Ada banyak sebutan untuk penyakit ini, seperti kudisan, kurapan dan lain-lain. Kami menyebutnya sangkadian. Hampir tidak ada santri yang tidak pernah tertular penyakit ini. Begitu penomenalnya penyakit ini sampai-sampai seorang santri menggubah sebuah syair berbahasa campuran Arab-Banjar, namun disesuaikan dengan kaidah tata bahasa Arab tentang penyakit kulit ini. Gubahan itu berbunyi:
“Laisa al fata bila sangkadi, faidza gataltum fagaruha.” (Tidaklah dinamakan seorang pemuda kalau belum punya sangkadi, apabila engkau merasa gatal, maka garuk-garuklah akan ia”.)
Gubahan sang santri ini turun temurun terus abadi sampai saat ini dalam kepala setiap santri. Ia hafal sendiri tanpa dihapalkan, karena sudah dijadikan semacam lelucon.
Cerita lainnya ialah tentang kutu kasur atau bantal. Di beberapa daerah disebut dengan kutu busuk lantaran hewan ini mempunyai bau yang khas, apalagi kalau dipencet. Sebagian lagi menyebutnya tungau karena binatang ini adalah jenis kutu penghisap darah. Dalam bahasa daerah kami menyebutnya pampijit.
Tidak hanya berdiam dan bersarang di kasur atau bantal saja, hewan ini juga betah tinggal di pakaian, seperti sarung, baju bahkan di kopiah. Kalau santri pergi ke masjid untuk salat, pampijit ini pun ikut terbawa, terkadang terjatuh di sajadah. Demikian pula kalau santri ke kelas untuk belajar pampijit pun ikut juga, kadang gentayangan di kopiah para santri.
Tentang pampijit ini pun juga punya cerita tersendiri. Adalah seekor pampijit bercerita dengan sangat bersemangat kepada teman-temannya bahwa dia baru saja pulang dari berhaji. Jelas saja teman-temannya tidak mempercayai omongan si haji pampijit ini. Namun yang bercerita bersekeras bahwa ia memang telah melaksanakan haji, dan baru saja pulang dua hari yang lalu.

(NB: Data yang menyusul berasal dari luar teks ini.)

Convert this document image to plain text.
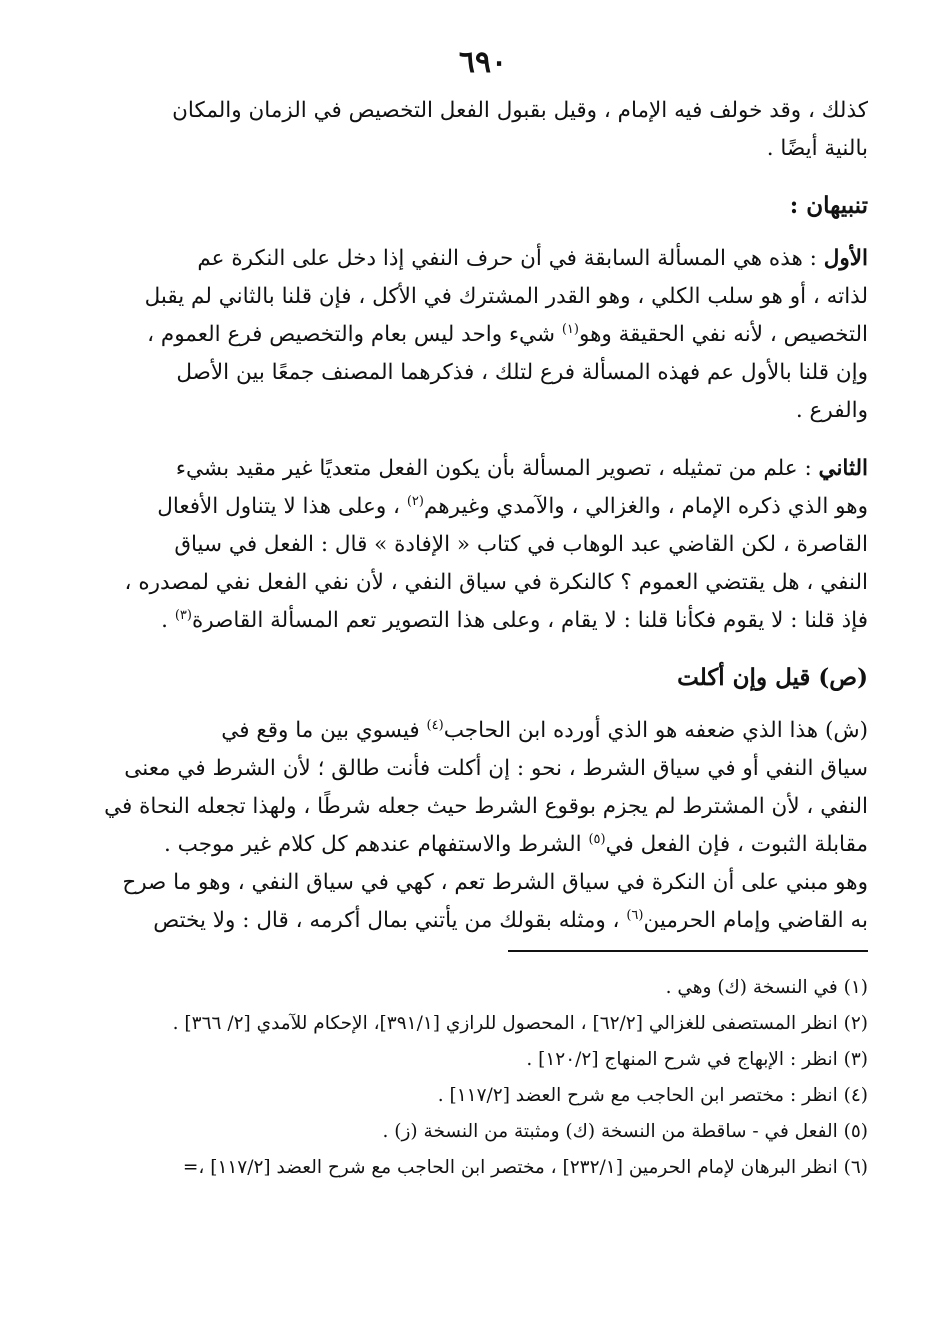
٦٩٠

كذلك ، وقد خولف فيه الإمام ، وقيل بقبول الفعل التخصيص في الزمان والمكان

بالنية أيضًا .

تنبيهان :

الأول : هذه هي المسألة السابقة في أن حرف النفي إذا دخل على النكرة عم

لذاته ، أو هو سلب الكلي ، وهو القدر المشترك في الأكل ، فإن قلنا بالثاني لم يقبل

التخصيص ، لأنه نفي الحقيقة وهو$^{(١)}$ شيء واحد ليس بعام والتخصيص فرع العموم ،

وإن قلنا بالأول عم فهذه المسألة فرع لتلك ، فذكرهما المصنف جمعًا بين الأصل

والفرع .

الثاني : علم من تمثيله ، تصوير المسألة بأن يكون الفعل متعديًا غير مقيد بشيء

وهو الذي ذكره الإمام ، والغزالي ، والآمدي وغيرهم$^{(٢)}$ ، وعلى هذا لا يتناول الأفعال

القاصرة ، لكن القاضي عبد الوهاب في كتاب « الإفادة » قال : الفعل في سياق

النفي ، هل يقتضي العموم ؟ كالنكرة في سياق النفي ، لأن نفي الفعل نفي لمصدره ،

فإذ قلنا : لا يقوم فكأنا قلنا : لا يقام ، وعلى هذا التصوير تعم المسألة القاصرة$^{(٣)}$ .

(ص) قيل وإن أكلت

(ش) هذا الذي ضعفه هو الذي أورده ابن الحاجب$^{(٤)}$ فيسوي بين ما وقع في

سياق النفي أو في سياق الشرط ، نحو : إن أكلت فأنت طالق ؛ لأن الشرط في معنى

النفي ، لأن المشترط لم يجزم بوقوع الشرط حيث جعله شرطًا ، ولهذا تجعله النحاة في

مقابلة الثبوت ، فإن الفعل في$^{(٥)}$ الشرط والاستفهام عندهم كل كلام غير موجب .

وهو مبني على أن النكرة في سياق الشرط تعم ، كهي في سياق النفي ، وهو ما صرح

به القاضي وإمام الحرمين$^{(٦)}$ ، ومثله بقولك من يأتني بمال أكرمه ، قال : ولا يختص

(١) في النسخة (ك) وهي .

(٢) انظر المستصفى للغزالي [٦٢/٢] ، المحصول للرازي [٣٩١/١]، الإحكام للآمدي [٢/ ٣٦٦] .

(٣) انظر : الإبهاج في شرح المنهاج [١٢٠/٢] .

(٤) انظر : مختصر ابن الحاجب مع شرح العضد [١١٧/٢] .

(٥) الفعل في - ساقطة من النسخة (ك) ومثبتة من النسخة (ز) .

(٦) انظر البرهان لإمام الحرمين [٢٣٢/١] ، مختصر ابن الحاجب مع شرح العضد [١١٧/٢] ،=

Haji pampijit pun bercerita tentang ihwal keberangkatannya. Dia diam-diam ia menyelinap di kopiah seorang anak santri yang kebetulan mau berangkat haji bersama orangtuanya tahun ini. Ia mengatakan bahwa ketika si santri tawaf berkeliling Kakbah ia pun ikut tawaf. Ketika si santri wukuf di Arafah ia juga ikut wukuf. Begitulah, dia terus saja mengikuti kemana pun dan di mana pun sang santri berada sampai pelaksanaan ritual haji berakhir dan baru saja pulang sejak dua hari yang lalu.